President Trump Tuesday suggested Barack Obama screwed up by not getting Otto Wamrbier out of North Korea immediately, before he was put into the coma that killed him.
So, like, how should Obama have gotten Wamrbier out? Threaten nuclear war?
Trump spoke to reporters in the Oval Office during a photo op with Ukrainian President Poroshenko:
It’s a total disgrace what happened to Otto. It should never, ever be allowed to happen. And frankly, if he were brought home sooner, I think the results would have been a lot different . . . He should have brought home that same day. The results would have been a lot different. What happened to Otto is a disgrace. And I spoke with his family. His family is incredible.
I’m getting little concerned that Trump is conducting foreign policy based on emotion. Our approach to places like North Korea needs to be based on cold, hard calculation, not how we feel about Otto Warmbier.
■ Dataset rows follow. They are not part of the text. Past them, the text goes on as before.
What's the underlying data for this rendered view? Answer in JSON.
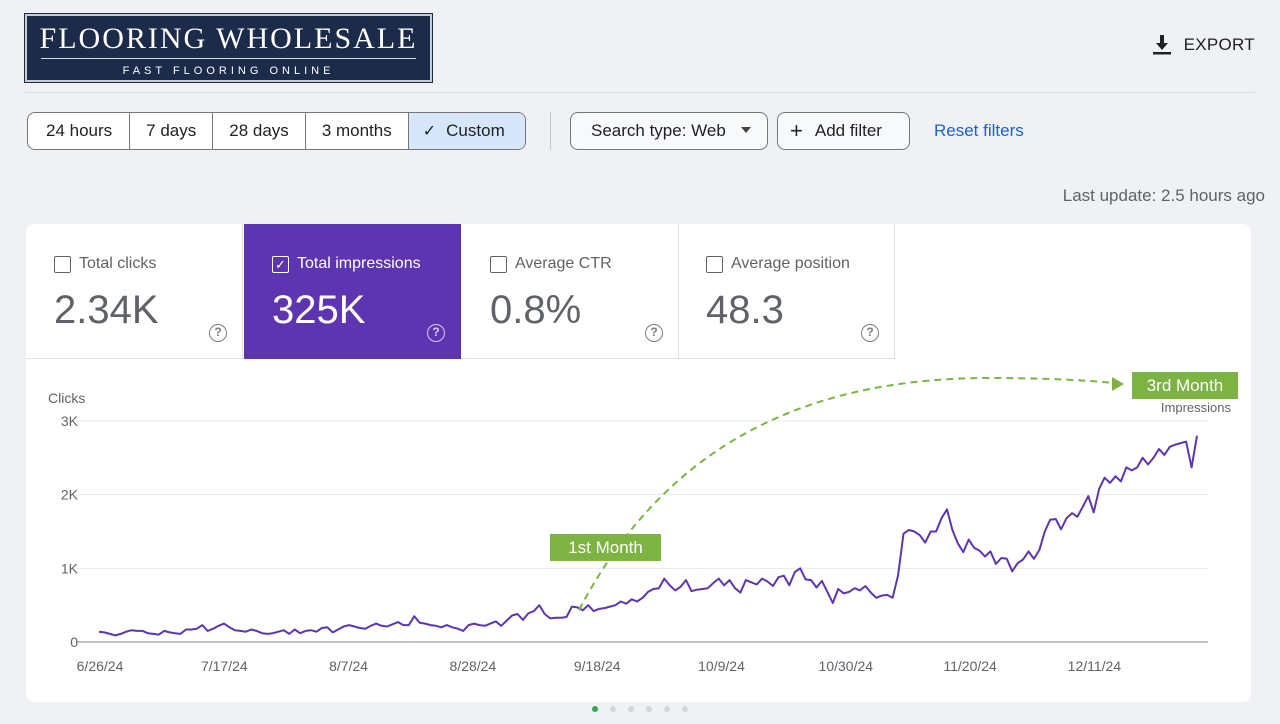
{
  "brand": {
    "name": "FLOORING WHOLESALE",
    "tagline": "FAST FLOORING ONLINE"
  },
  "toolbar": {
    "export_label": "EXPORT",
    "date_ranges": [
      "24 hours",
      "7 days",
      "28 days",
      "3 months"
    ],
    "active_range": "Custom",
    "search_type": "Search type: Web",
    "add_filter": "Add filter",
    "reset_filters": "Reset filters",
    "last_update": "Last update: 2.5 hours ago"
  },
  "metrics": [
    {
      "label": "Total clicks",
      "value": "2.34K",
      "checked": false
    },
    {
      "label": "Total impressions",
      "value": "325K",
      "checked": true
    },
    {
      "label": "Average CTR",
      "value": "0.8%",
      "checked": false
    },
    {
      "label": "Average position",
      "value": "48.3",
      "checked": false
    }
  ],
  "colors": {
    "accent": "#5e35b1",
    "annotation": "#7cb342",
    "link": "#1a63c9"
  },
  "chart_data": {
    "type": "line",
    "ylabel": "Clicks",
    "series_label": "Impressions",
    "ylim": [
      0,
      3000
    ],
    "yticks": [
      "3K",
      "2K",
      "1K",
      "0"
    ],
    "ytick_values": [
      3000,
      2000,
      1000,
      0
    ],
    "xticks": [
      "6/26/24",
      "7/17/24",
      "8/7/24",
      "8/28/24",
      "9/18/24",
      "10/9/24",
      "10/30/24",
      "11/20/24",
      "12/11/24"
    ],
    "annotations": [
      "1st Month",
      "3rd Month"
    ],
    "x_start_label": "6/26/24",
    "series": [
      {
        "name": "Impressions",
        "values": [
          140,
          130,
          110,
          90,
          110,
          140,
          160,
          150,
          150,
          120,
          110,
          100,
          150,
          130,
          120,
          110,
          170,
          170,
          180,
          230,
          150,
          180,
          220,
          250,
          200,
          160,
          150,
          140,
          170,
          150,
          120,
          110,
          120,
          140,
          160,
          110,
          170,
          120,
          150,
          160,
          140,
          190,
          200,
          130,
          170,
          210,
          230,
          210,
          190,
          180,
          220,
          250,
          220,
          210,
          240,
          270,
          230,
          230,
          350,
          260,
          250,
          230,
          220,
          200,
          230,
          200,
          180,
          150,
          230,
          250,
          230,
          220,
          250,
          280,
          220,
          290,
          360,
          380,
          300,
          390,
          420,
          500,
          380,
          320,
          330,
          330,
          340,
          480,
          470,
          430,
          500,
          420,
          450,
          460,
          480,
          500,
          550,
          520,
          580,
          550,
          600,
          680,
          720,
          730,
          860,
          770,
          700,
          750,
          840,
          690,
          710,
          720,
          730,
          800,
          860,
          770,
          840,
          730,
          670,
          840,
          810,
          780,
          860,
          820,
          760,
          880,
          900,
          770,
          950,
          1000,
          850,
          840,
          740,
          830,
          680,
          530,
          720,
          660,
          680,
          730,
          700,
          760,
          670,
          600,
          630,
          640,
          600,
          900,
          1470,
          1520,
          1500,
          1450,
          1350,
          1500,
          1500,
          1680,
          1800,
          1520,
          1340,
          1220,
          1390,
          1280,
          1240,
          1160,
          1230,
          1060,
          1140,
          1130,
          960,
          1070,
          1120,
          1230,
          1130,
          1250,
          1500,
          1660,
          1670,
          1530,
          1680,
          1750,
          1700,
          1840,
          1980,
          1760,
          2080,
          2230,
          2160,
          2250,
          2180,
          2370,
          2330,
          2370,
          2500,
          2410,
          2500,
          2620,
          2540,
          2650,
          2680,
          2700,
          2720,
          2370,
          2800
        ]
      }
    ]
  }
}
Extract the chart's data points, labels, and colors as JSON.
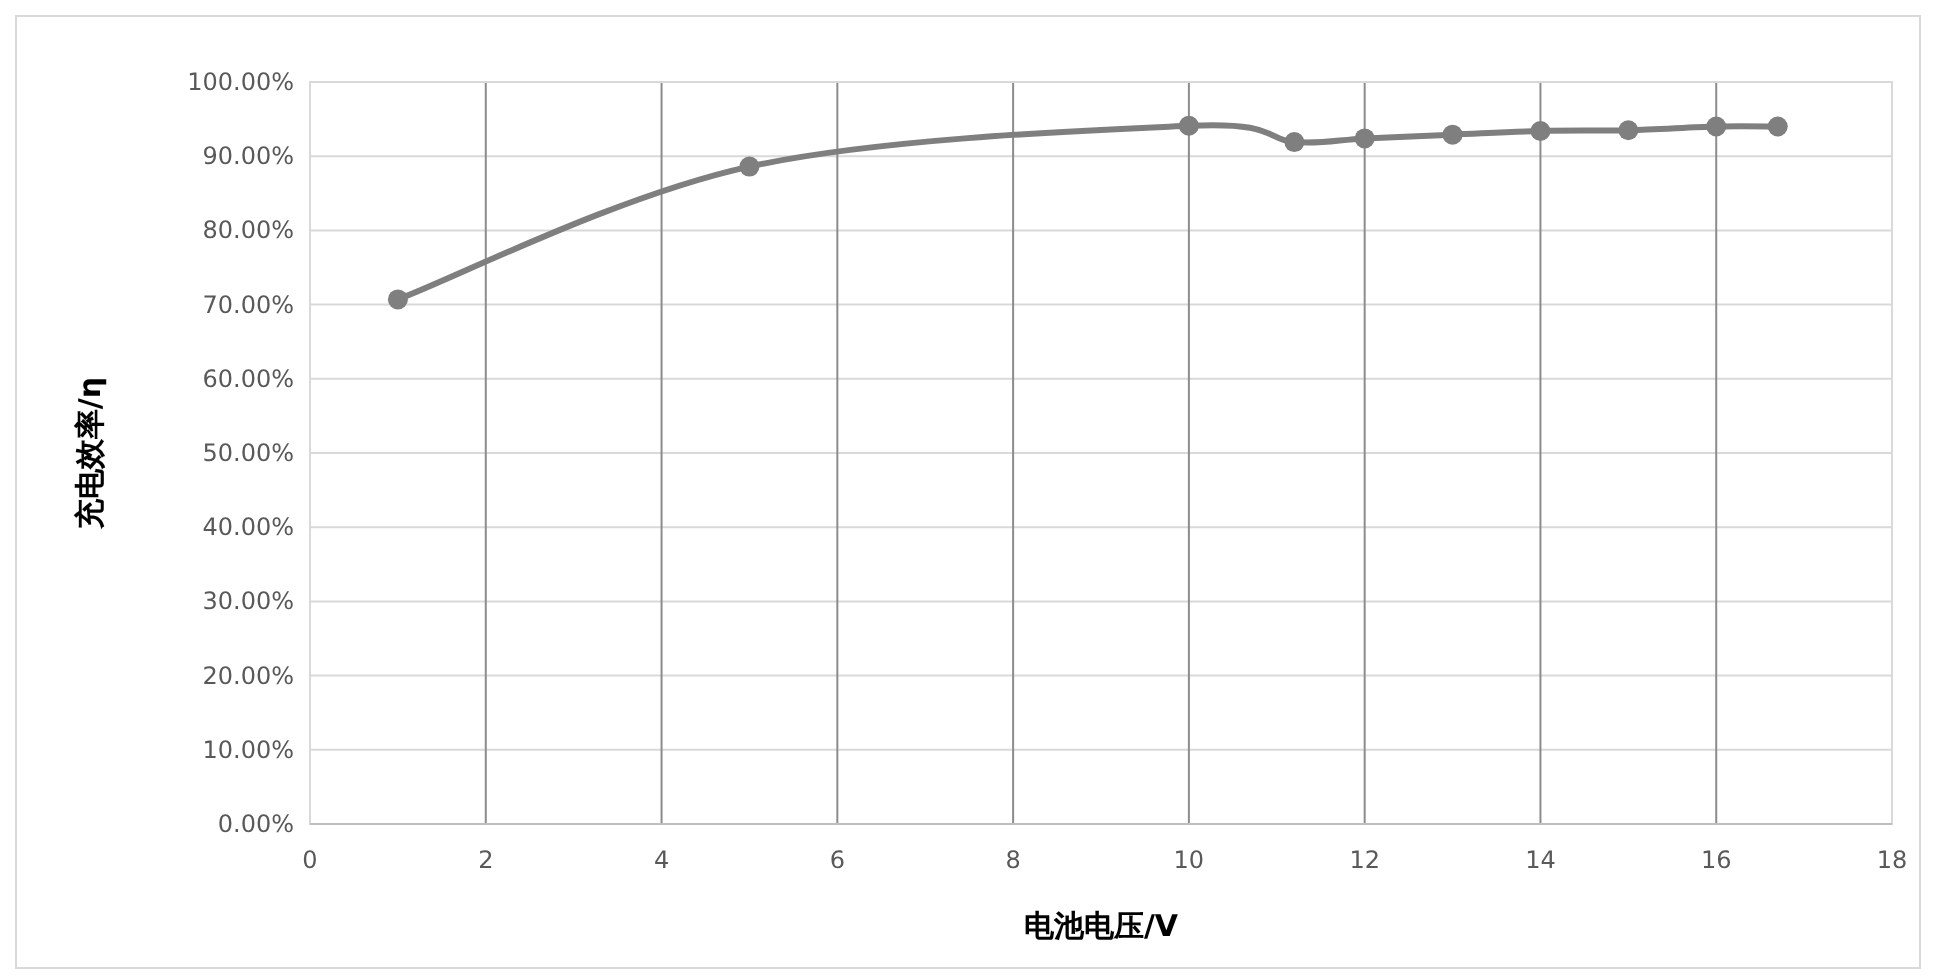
{
  "chart_data": {
    "type": "line",
    "xlabel": "电池电压/V",
    "ylabel": "充电效率/η",
    "x": [
      1,
      5,
      10,
      11.2,
      12,
      13,
      14,
      15,
      16,
      16.7
    ],
    "series": [
      {
        "color": "#7f7f7f",
        "values": [
          70.7,
          88.6,
          94.1,
          91.9,
          92.4,
          92.9,
          93.4,
          93.5,
          94.0,
          94.0
        ]
      }
    ],
    "xlim": [
      0,
      18
    ],
    "xticks": [
      0,
      2,
      4,
      6,
      8,
      10,
      12,
      14,
      16,
      18
    ],
    "ylim": [
      0,
      100
    ],
    "yticks": [
      {
        "value": 0,
        "label": "0.00%"
      },
      {
        "value": 10,
        "label": "10.00%"
      },
      {
        "value": 20,
        "label": "20.00%"
      },
      {
        "value": 30,
        "label": "30.00%"
      },
      {
        "value": 40,
        "label": "40.00%"
      },
      {
        "value": 50,
        "label": "50.00%"
      },
      {
        "value": 60,
        "label": "60.00%"
      },
      {
        "value": 70,
        "label": "70.00%"
      },
      {
        "value": 80,
        "label": "80.00%"
      },
      {
        "value": 90,
        "label": "90.00%"
      },
      {
        "value": 100,
        "label": "100.00%"
      }
    ],
    "grid": true,
    "marker": "circle",
    "line_style": "solid"
  }
}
Warmbier’s case is tragic. He was by all accounts a great young man — smart, personable, and endlessly curious about life. Unfortunately in this case, curiosity killed the cat, and he made a very bad decision to go to North Korea. I deeply hate what happened to him, and you can excuse a kid a dumb idea, but it was still his decision.
Trump in April bombed Syria, citing the deaths of “beautiful babies.” While that’s tragic, the doomed beautiful babies we happen to see are not a reason to bomb Syria. Trump was right to do it, but only because he was enforcing the red line against the use of chemical weapons, which is a serious national security issue. As you may remember, the red line was drawn by Obama, who crapped in his pants the minute Bashar Assad crossed it.
Trump also spent what appears to be considerable diplomatic capital getting an American released from Egypt, and then made a very big deal about it. Two days later, North Korea seized a hostage, and within a couple of weeks grabbed another one.
I doubt it’s a coincidence. And Trump’s comments today on Warmbier only shows our enemies that we can fall prey to sentimentalism when conducting foreign policy, which not only perverts our national security objectives, but gives the bad guys added incentive to . . . take more hostages.